Davis Campbell: Hi Adil, thanks for speaking with me today. To start things off, perhaps you can tell me a bit about your background?
Adil Dhalla: I’m a serial social entrepreneur and social experimenter. This has resulted in a pretty eclectic range of experiences that include everything from hacking public spaces to summer camps for adults to helping pioneer the age of mobile video. Given my background, I found the perfect platform at the Centre for Social Innovation (CSI), which is a hub for social entrepreneurship and innovation to over 800 organizations. As CSI’s, Director of Culture, I have the unique opportunity to figure out what it means to steward culture and share what I’ve learned as I’ve recently done with the Ontario Government, World Bank and soon, your conference attendees!
DC: Awesome. What is your educational background?
AD: I earned an honours bachelor’s degree from Queens University in History, and I earned my MBA from Wilfrid Laurier University. The MBA program had a co-op element to it, which was awesome as it gave me some incredible opportunities, like working on the Obama campaign in New York.
DC: Wow that must have been an amazing educational experience. You’ve mentioned some of your social experiments, could you tell us about them?
AD: Absolutely and key to mention, my underlying purpose for all of them is to experiment with innovative ways for human beings to connect with one another. One of my most successful projects was called Project Ukulele Gangsterism (PUG) and involved hundreds of people hacking Toronto subway stations and public spaces while playing ukuleles in unison. PUG was replicated in a handful of other countries as far as South Korea. Another experiment with considerable acclaim is called Camp Reset, which is a summer camp for adults and is rooted in the idea that play can be a social lubricant and can foster social connections. Finally and most recently, I co-created a voter turnout initiative where we held celebrations at Elections Canada polling stations, which was quite successful and covered by the CBC’s The National. In the end, all of this work comes back to my position at the CSI and the work I’m doing around creating healthy cultures (Centre for Social Innovation).
DC: Could you tell me a more about your work at the Centre for Social Innovation?

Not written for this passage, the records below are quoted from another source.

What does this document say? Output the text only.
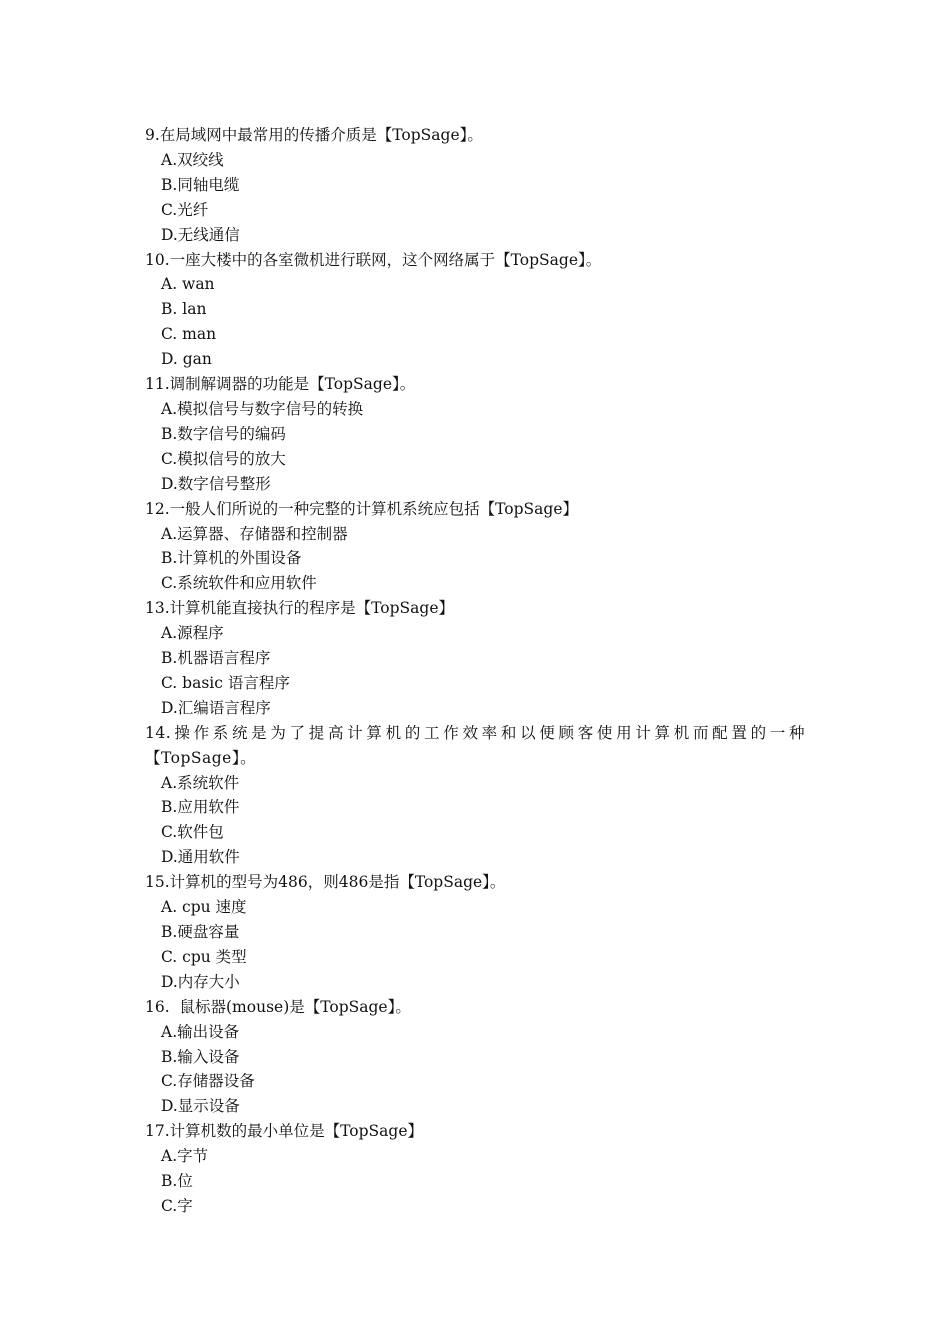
9.在局域网中最常用的传播介质是【TopSage】。
A.双绞线
B.同轴电缆
C.光纤
D.无线通信
10.一座大楼中的各室微机进行联网，这个网络属于【TopSage】。
A. wan
B. lan
C. man
D. gan
11.调制解调器的功能是【TopSage】。
A.模拟信号与数字信号的转换
B.数字信号的编码
C.模拟信号的放大
D.数字信号整形
12.一般人们所说的一种完整的计算机系统应包括【TopSage】
A.运算器、存储器和控制器
B.计算机的外围设备
C.系统软件和应用软件
13.计算机能直接执行的程序是【TopSage】
A.源程序
B.机器语言程序
C. basic 语言程序
D.汇编语言程序
14.操作系统是为了提高计算机的工作效率和以便顾客使用计算机而配置的一种【TopSage】。
A.系统软件
B.应用软件
C.软件包
D.通用软件
15.计算机的型号为486，则486是指【TopSage】。
A. cpu 速度
B.硬盘容量
C. cpu 类型
D.内存大小
16.  鼠标器(mouse)是【TopSage】。
A.输出设备
B.输入设备
C.存储器设备
D.显示设备
17.计算机数的最小单位是【TopSage】
A.字节
B.位
C.字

AD: As the Director of Culture at CSI, I’m basically constantly obsessing on how to create a healthy culture where people are connected, happy and likely to innovate. As one of the first coworking spaces in the world, CSI has always been ahead of the curve with what the future of work looks like and my role is a great example of this. I’m trying to do a job that’s rarely been done before; bringing intentionality and stewardship to organizational culture. We want to write the book on organizational culture, both figuratively and literally.
DC: In regards to your presentation, what ideas from your experience at CSI are you going to share with the audience at Alliance 2016?
AD: I want to share what I’ve learned about creating a workplace that promotes creativity, collaboration, and one where people are motivated to create and collaborate. As you know, people work lots, but not everyone enjoys it. They aren’t necessarily at their best; so the question is how do we get their best? A strong culture. The presentation will cover how to create a culture that promotes people reaching their potential. There is a quote I like to use, “culture eats strategy for breakfast,” and I’m looking to understand how to eat more breakfast.
DC: That’s a fantastic quote and a great premise for your presentation. Do you have any ideas on formatting?
AD: I’ll kick things off by providing some context on myself, CSI, my job, how I ended up working at the CSI, and then I’ll share the pillars that foster culture creation, which are: vision, values, principles, space, narrative, and people. All of my thinking fits into these pillars, as they create an overarching strategy for culture.
DC: This sounds like a great way to setup the presentation. Thanks so much for speaking with me Adil, and we look forward to having you at Altus Alliance 2016.